A search and rescue crew heads to a farthest-of-far mining facility to shut down operations and rescue the lone survivor of a mysterious biological plague-type thing. Unsurprisingly, things escalate quickly and the rescuers become infected. Cue violence, etc as our lone survivor attempts to ensure continued survival.
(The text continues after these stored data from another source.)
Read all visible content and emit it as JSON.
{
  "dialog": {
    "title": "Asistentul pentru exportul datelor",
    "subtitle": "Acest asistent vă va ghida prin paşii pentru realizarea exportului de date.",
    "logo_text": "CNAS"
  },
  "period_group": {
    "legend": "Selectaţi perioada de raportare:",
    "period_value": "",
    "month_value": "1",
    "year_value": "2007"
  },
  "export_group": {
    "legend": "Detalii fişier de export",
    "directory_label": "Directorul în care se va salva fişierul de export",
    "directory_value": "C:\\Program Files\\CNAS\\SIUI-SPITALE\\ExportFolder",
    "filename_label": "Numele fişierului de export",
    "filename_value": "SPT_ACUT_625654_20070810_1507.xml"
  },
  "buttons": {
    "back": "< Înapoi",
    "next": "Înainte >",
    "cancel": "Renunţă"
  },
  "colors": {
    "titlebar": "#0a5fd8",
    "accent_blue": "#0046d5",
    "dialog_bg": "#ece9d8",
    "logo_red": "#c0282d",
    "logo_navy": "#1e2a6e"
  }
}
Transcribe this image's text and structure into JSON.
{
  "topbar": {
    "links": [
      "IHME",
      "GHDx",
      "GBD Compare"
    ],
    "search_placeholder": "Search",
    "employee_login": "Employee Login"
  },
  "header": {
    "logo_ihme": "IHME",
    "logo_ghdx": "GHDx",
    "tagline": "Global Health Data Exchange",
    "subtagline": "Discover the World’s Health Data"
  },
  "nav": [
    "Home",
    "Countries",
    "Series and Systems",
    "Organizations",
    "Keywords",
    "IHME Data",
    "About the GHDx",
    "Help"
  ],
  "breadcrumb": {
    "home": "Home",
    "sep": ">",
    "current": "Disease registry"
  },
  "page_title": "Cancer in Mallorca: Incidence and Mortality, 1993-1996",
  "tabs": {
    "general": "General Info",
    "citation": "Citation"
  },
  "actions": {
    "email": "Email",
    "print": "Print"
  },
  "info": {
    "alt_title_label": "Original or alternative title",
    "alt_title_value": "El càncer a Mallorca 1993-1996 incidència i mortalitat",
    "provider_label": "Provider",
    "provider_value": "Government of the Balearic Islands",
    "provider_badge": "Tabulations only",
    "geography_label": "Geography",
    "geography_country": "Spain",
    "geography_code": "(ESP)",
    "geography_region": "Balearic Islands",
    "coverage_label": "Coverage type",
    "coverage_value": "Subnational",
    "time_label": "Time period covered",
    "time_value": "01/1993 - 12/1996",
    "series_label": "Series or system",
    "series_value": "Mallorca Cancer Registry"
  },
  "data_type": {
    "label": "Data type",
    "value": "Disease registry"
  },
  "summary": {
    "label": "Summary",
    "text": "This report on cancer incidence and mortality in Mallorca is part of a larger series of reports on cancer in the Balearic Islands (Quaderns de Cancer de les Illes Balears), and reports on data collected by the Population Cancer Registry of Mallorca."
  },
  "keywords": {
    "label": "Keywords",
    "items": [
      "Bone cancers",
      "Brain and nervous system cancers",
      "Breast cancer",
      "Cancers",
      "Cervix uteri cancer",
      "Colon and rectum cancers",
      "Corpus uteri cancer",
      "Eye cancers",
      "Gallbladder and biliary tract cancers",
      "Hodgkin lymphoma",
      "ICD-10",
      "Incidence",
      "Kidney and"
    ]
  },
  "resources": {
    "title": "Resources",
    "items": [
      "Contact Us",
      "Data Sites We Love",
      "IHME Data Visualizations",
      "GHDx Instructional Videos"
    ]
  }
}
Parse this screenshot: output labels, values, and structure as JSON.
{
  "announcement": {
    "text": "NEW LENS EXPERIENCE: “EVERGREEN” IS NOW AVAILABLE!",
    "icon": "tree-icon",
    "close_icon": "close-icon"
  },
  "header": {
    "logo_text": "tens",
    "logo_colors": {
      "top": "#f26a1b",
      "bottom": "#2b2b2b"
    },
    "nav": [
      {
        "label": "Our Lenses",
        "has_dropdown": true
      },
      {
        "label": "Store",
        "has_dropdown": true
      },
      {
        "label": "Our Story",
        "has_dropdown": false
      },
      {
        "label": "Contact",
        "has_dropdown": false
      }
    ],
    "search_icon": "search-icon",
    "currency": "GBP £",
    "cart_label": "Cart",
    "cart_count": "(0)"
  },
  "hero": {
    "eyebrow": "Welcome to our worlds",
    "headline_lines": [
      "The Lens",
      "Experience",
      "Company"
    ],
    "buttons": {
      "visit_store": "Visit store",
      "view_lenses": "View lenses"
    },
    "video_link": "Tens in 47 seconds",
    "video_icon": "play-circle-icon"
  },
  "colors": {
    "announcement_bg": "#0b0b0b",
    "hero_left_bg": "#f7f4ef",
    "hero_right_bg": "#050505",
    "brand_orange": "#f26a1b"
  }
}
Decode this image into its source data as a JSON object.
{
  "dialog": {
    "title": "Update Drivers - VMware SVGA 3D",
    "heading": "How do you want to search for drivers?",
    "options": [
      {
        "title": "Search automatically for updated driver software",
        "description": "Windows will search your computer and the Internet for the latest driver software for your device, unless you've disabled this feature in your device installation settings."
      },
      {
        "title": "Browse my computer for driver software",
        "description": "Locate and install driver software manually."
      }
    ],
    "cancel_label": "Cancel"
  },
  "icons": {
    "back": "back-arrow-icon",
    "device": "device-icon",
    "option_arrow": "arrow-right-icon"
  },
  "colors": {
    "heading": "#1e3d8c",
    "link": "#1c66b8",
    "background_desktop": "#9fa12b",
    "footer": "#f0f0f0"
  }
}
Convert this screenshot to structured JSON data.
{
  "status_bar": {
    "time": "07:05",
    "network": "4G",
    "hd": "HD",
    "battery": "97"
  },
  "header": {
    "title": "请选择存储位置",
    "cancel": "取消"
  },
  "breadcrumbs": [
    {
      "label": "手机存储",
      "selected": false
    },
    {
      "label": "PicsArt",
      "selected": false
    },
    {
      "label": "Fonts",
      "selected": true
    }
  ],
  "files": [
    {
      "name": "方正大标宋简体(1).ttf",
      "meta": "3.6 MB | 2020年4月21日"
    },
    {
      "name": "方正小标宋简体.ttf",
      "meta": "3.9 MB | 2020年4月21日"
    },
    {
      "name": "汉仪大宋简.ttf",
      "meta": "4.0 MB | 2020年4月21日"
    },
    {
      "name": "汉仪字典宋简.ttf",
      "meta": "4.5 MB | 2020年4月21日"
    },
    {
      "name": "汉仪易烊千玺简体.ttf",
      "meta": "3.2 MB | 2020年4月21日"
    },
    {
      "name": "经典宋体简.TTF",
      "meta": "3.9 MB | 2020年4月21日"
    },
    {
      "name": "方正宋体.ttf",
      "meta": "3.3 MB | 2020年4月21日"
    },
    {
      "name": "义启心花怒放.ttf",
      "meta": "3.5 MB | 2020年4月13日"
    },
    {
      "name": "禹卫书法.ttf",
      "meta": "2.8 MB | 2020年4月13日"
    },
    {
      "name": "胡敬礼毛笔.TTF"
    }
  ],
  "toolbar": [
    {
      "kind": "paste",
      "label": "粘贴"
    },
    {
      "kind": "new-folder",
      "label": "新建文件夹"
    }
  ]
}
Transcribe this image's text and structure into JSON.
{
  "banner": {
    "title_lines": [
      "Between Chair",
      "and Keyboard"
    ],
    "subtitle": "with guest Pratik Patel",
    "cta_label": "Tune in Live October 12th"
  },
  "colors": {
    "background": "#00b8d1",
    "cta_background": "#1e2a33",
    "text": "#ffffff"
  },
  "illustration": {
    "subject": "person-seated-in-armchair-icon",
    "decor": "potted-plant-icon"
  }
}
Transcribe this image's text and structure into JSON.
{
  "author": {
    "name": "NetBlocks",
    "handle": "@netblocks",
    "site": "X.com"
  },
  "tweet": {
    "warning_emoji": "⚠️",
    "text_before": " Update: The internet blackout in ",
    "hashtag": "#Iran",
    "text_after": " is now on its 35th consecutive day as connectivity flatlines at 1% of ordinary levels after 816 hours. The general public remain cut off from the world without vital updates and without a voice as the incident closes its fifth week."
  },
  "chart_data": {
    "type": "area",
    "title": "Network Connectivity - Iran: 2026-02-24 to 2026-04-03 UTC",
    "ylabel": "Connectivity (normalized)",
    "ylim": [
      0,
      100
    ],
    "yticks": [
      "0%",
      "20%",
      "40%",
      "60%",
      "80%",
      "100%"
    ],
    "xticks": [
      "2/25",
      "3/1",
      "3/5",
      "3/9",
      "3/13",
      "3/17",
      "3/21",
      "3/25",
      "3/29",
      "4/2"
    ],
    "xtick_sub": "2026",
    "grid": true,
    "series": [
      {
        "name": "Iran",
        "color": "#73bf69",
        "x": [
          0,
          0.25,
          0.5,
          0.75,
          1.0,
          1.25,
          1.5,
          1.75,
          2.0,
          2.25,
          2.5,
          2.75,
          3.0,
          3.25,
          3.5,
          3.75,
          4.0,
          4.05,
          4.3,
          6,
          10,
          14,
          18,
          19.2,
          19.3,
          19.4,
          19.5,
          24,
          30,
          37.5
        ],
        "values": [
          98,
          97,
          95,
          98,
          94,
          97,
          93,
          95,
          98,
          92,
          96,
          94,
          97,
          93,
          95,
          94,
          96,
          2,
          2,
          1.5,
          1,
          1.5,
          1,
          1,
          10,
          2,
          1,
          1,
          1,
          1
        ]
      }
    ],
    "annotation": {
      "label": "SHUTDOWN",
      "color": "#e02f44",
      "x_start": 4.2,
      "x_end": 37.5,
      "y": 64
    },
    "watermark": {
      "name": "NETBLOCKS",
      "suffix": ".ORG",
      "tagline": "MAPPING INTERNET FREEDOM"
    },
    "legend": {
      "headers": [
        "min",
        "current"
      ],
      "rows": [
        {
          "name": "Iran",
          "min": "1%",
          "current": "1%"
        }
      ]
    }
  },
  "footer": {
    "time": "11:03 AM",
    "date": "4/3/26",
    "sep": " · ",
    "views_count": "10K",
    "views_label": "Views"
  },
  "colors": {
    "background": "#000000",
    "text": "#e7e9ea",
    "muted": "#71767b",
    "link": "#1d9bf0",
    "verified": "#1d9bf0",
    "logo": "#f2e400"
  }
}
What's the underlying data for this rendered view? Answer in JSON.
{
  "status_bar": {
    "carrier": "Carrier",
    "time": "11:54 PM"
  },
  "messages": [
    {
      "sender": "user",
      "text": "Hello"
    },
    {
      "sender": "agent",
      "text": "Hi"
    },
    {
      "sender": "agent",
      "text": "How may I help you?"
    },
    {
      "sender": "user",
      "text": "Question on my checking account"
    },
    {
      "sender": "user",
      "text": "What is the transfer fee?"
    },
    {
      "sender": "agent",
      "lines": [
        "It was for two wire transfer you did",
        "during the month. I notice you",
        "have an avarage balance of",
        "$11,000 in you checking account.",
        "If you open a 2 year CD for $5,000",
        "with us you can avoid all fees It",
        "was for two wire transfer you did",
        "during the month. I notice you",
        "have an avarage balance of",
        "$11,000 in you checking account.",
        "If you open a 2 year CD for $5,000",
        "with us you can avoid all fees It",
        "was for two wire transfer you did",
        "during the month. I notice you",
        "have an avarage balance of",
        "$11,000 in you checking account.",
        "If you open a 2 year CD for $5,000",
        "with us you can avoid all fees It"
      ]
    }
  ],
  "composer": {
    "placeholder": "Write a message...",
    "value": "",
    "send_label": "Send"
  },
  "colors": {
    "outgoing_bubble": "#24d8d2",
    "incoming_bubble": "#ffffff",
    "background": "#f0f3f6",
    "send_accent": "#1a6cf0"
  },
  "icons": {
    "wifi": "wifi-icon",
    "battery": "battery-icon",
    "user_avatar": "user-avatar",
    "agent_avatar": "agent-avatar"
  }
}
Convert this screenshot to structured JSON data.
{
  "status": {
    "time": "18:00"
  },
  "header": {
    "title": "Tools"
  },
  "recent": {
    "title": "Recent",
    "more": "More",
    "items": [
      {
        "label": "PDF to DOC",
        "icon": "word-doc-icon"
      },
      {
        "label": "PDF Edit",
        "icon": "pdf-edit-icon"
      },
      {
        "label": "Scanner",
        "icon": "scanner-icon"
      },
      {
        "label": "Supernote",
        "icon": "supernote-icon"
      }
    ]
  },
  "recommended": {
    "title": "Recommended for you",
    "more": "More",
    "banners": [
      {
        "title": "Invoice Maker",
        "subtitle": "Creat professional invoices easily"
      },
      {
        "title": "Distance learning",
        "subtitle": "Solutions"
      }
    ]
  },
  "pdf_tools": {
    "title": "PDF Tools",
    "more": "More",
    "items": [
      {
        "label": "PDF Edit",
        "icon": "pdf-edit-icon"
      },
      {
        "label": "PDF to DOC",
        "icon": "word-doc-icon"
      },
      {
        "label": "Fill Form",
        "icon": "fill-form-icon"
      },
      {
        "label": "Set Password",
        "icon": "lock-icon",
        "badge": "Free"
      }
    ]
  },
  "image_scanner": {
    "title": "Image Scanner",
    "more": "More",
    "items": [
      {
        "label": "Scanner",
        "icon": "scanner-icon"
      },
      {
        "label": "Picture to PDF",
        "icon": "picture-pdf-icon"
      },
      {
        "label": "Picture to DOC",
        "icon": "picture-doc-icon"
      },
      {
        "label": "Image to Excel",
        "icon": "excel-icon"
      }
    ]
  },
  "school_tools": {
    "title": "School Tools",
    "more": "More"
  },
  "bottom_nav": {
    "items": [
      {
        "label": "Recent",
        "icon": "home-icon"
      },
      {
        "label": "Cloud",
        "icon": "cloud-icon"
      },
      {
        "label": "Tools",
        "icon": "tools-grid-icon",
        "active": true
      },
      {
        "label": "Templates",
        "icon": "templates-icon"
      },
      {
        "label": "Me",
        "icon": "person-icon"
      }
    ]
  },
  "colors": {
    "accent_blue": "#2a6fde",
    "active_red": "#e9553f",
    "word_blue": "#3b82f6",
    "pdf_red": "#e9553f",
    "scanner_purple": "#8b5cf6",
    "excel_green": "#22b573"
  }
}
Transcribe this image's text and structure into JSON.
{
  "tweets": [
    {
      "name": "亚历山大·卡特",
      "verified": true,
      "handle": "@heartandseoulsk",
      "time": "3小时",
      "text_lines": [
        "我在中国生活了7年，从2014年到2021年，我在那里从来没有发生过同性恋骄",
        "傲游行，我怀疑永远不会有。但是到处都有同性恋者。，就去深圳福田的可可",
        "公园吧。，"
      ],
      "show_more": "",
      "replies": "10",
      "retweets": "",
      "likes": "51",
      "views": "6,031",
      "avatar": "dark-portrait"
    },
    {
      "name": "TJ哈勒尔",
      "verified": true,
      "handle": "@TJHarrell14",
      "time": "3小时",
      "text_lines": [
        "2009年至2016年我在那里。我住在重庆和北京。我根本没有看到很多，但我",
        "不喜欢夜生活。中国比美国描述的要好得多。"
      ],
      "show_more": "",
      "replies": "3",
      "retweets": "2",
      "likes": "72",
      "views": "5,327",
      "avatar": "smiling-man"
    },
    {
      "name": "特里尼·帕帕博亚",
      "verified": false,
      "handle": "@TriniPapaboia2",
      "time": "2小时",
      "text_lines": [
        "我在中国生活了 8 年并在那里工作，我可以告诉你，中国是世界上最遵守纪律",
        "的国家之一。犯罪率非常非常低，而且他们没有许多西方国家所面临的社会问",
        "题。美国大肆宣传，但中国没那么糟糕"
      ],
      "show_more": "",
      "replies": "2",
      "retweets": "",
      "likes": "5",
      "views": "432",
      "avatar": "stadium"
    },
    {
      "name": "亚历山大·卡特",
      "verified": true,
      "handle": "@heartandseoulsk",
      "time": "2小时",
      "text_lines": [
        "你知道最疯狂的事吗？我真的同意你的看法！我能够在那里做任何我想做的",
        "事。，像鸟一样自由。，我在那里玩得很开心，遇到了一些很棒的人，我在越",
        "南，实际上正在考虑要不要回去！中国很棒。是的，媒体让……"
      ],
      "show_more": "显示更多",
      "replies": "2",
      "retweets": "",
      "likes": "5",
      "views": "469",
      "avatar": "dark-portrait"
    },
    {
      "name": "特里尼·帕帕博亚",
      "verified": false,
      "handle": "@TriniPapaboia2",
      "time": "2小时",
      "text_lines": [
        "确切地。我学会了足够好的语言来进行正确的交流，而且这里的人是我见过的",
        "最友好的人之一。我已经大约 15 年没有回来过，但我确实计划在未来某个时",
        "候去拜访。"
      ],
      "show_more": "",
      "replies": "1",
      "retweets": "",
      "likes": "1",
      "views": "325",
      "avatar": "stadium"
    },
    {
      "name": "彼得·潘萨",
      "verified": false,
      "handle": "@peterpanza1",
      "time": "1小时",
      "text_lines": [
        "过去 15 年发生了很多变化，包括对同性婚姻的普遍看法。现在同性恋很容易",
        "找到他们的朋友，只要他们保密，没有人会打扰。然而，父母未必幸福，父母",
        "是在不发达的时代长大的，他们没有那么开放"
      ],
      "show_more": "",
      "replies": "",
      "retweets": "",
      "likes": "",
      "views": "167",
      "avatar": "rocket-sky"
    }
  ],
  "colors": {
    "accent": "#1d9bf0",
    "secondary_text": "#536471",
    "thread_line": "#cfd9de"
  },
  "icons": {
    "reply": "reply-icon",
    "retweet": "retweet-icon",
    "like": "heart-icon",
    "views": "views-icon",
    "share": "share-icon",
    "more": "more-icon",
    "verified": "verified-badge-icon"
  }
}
Yeah, it's all fairly par for the course. The super elite search and rescue team comprises the usual suspects: a black dude, a hothead smartass, an Asian woman, some "no memorable characteristics" folk, a guy who just wants to make it home to his daughter, and so on. There is grossness in the eerily quiet mining facility: frozen miners, body chunks, mysterious goo. Dubious science abounds, enough to likely cause Neil deGrasse Tyson to take furiously to his Twitter account. Basically, Infini was a movie after my own heart! But then...ugh, people get infected and it goes something like this:
*two people find each other* "FUCK YOU! RAARRRRRR!" *punch punch slam slam punch slam RARRR slam punch*
Over and over again. For a really long time. It's loud and obnoxious and ultimately dull...sort of like watching a sidewalk fistfight between two 'roid raging pituitary cases from the first season of Jersey Shore, but in space. (Okay, I might actually want to watch Jersey Shore in Space.) All the rockin' 'em and sockin' 'em leads to our lone survivor giving the sentient alien goo a stern talking to and a guilt trip that sets up the lite-twist ending; while the ending is marginally interesting (if fairly predictable), though, it's certainly not worth enduring the tedium of the hour-plus that precedes it to get there.